Durch die Variabilität können Neukombinationen von Viren entstehen. Die Viren, welche segmentierte Genome (DNA auf mehreren Stücken verteilt) besitzen, können neben den Mutationen auch genetische Veränderungen erreichen. Die genetische Veränderung bezeichnet als „genetic reassortment“ (Reassortierung, Vermischung) drückt aus, wenn ein Austausch von nur einem oder zahlreichen Gensegmenten stattfindet. Der Austausch findet zwischen zwei verwandten Viren statt, wenn beide gleichzeitig eine Zelle infizieren. Diese Doppelinfektion hat die Auswirkung einer Replikation beider Baupläne. Darauffolgend werden die Baupläne zusammengefügt, hierbei können zwei Möglichkeiten auftreten. Einerseits kann der Genshift entstehen, sodass die zusammengesetzten Viren immer noch vom selben Subtyp sind, anderseits kann der  Antigenshift  entstehen, bei dem ein Austausch der Gensegmente stattfindet, welche für die Oberflächenproteine Hämagglutinin und Neuraminidase codieren.

 

Wie kommt es zu den wiederkehrenden Epidemien?

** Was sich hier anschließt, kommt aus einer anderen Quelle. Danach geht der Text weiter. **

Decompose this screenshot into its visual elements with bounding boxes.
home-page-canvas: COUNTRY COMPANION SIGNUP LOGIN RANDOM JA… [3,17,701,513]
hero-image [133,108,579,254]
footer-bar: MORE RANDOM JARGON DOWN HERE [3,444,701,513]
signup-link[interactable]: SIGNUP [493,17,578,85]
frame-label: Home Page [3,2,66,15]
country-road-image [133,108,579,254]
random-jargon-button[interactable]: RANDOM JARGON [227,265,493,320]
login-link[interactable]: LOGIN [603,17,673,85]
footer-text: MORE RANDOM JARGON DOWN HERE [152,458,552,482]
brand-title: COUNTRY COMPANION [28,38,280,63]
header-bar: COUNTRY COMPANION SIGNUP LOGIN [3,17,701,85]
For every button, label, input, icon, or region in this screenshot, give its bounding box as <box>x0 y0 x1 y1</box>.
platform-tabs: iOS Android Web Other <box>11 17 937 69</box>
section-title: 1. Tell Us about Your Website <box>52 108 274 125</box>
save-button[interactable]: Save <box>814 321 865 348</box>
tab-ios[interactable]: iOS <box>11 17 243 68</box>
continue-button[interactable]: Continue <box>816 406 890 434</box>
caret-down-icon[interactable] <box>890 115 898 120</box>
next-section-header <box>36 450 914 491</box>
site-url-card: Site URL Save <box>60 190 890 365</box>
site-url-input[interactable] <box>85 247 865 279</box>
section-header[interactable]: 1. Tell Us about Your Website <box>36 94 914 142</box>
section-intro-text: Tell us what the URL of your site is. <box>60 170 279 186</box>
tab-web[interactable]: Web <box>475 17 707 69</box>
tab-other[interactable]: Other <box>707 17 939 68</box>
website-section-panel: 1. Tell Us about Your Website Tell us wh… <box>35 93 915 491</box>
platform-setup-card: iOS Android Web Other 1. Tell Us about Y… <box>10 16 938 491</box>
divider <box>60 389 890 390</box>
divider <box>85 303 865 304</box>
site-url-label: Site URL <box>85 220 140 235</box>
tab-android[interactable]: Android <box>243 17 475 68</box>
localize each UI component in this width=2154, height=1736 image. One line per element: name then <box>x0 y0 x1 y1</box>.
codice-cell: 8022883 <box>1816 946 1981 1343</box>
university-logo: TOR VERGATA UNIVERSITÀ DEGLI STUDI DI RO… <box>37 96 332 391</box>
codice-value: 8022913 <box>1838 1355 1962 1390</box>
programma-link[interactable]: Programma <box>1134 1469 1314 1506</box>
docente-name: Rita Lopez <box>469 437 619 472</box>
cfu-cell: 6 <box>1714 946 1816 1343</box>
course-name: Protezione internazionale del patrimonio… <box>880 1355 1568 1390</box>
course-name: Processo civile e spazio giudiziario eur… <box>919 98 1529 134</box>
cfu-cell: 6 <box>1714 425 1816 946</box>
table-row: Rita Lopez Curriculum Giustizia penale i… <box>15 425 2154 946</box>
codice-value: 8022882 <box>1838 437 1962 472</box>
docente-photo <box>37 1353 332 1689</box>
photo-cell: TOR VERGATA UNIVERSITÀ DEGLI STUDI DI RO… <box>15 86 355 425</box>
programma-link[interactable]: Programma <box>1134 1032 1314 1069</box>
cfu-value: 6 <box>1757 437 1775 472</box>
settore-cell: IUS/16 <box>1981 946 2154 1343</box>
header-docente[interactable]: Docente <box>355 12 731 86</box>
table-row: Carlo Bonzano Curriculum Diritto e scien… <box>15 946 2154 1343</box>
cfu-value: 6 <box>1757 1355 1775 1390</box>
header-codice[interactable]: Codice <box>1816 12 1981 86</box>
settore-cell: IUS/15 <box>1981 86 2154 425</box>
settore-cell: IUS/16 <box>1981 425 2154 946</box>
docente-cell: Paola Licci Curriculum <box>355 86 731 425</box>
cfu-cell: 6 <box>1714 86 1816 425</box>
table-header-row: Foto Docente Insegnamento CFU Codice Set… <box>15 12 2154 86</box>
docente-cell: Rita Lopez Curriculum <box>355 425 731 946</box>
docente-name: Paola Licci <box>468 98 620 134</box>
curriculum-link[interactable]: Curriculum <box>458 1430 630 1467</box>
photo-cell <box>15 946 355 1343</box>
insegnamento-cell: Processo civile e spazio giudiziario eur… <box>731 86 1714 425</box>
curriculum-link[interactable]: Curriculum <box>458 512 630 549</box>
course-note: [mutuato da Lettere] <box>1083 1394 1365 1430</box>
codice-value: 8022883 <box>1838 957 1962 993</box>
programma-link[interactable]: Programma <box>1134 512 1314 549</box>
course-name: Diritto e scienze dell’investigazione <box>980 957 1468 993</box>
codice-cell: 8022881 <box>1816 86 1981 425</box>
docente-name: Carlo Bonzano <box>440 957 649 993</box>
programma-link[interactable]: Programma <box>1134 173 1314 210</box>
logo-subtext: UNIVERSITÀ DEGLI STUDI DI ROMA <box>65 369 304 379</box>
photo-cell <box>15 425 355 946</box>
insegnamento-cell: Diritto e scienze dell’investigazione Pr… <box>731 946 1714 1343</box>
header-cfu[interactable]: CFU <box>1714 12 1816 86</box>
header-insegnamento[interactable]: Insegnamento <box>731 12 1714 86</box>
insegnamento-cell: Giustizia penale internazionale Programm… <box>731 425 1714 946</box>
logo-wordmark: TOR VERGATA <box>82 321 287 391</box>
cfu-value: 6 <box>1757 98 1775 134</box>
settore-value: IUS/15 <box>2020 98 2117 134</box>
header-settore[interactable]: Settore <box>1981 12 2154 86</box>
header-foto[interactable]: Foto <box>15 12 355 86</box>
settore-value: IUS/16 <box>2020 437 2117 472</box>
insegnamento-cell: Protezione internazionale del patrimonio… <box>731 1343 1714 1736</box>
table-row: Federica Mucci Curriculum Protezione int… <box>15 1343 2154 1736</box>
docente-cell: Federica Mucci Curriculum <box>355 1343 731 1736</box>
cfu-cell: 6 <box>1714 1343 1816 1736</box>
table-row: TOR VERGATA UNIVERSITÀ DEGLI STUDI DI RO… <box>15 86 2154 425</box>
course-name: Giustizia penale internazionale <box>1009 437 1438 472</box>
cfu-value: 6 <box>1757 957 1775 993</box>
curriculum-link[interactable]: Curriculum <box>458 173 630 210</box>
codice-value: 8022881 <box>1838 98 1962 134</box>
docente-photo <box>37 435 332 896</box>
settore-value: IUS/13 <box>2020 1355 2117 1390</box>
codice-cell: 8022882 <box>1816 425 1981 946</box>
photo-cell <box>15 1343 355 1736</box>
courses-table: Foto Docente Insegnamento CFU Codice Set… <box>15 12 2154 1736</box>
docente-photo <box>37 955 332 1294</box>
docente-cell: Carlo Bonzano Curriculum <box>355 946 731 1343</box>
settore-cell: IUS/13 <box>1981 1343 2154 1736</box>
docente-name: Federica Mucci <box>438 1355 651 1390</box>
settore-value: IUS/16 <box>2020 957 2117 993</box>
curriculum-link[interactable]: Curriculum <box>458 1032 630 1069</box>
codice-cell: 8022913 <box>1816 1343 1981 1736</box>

Schweine bereiten  Schwierigkeiten, da diese Tiere als „Mischgefäß“ dienen, welche von humanen und aviären Viren infiziert werden können und somit die Barrieren der Arten überschreitet. Beim Konsum des infizierten Tieres durch einen Konsumenten kann es dazuführen, dass der Betroffene von den Virus infiziert wird.

 

Aus diesen Gründen muss die Entwicklung von Impfstoffen jährlich angepasst werden, da Mutationen und der Antigenshift wiederholend auftreten.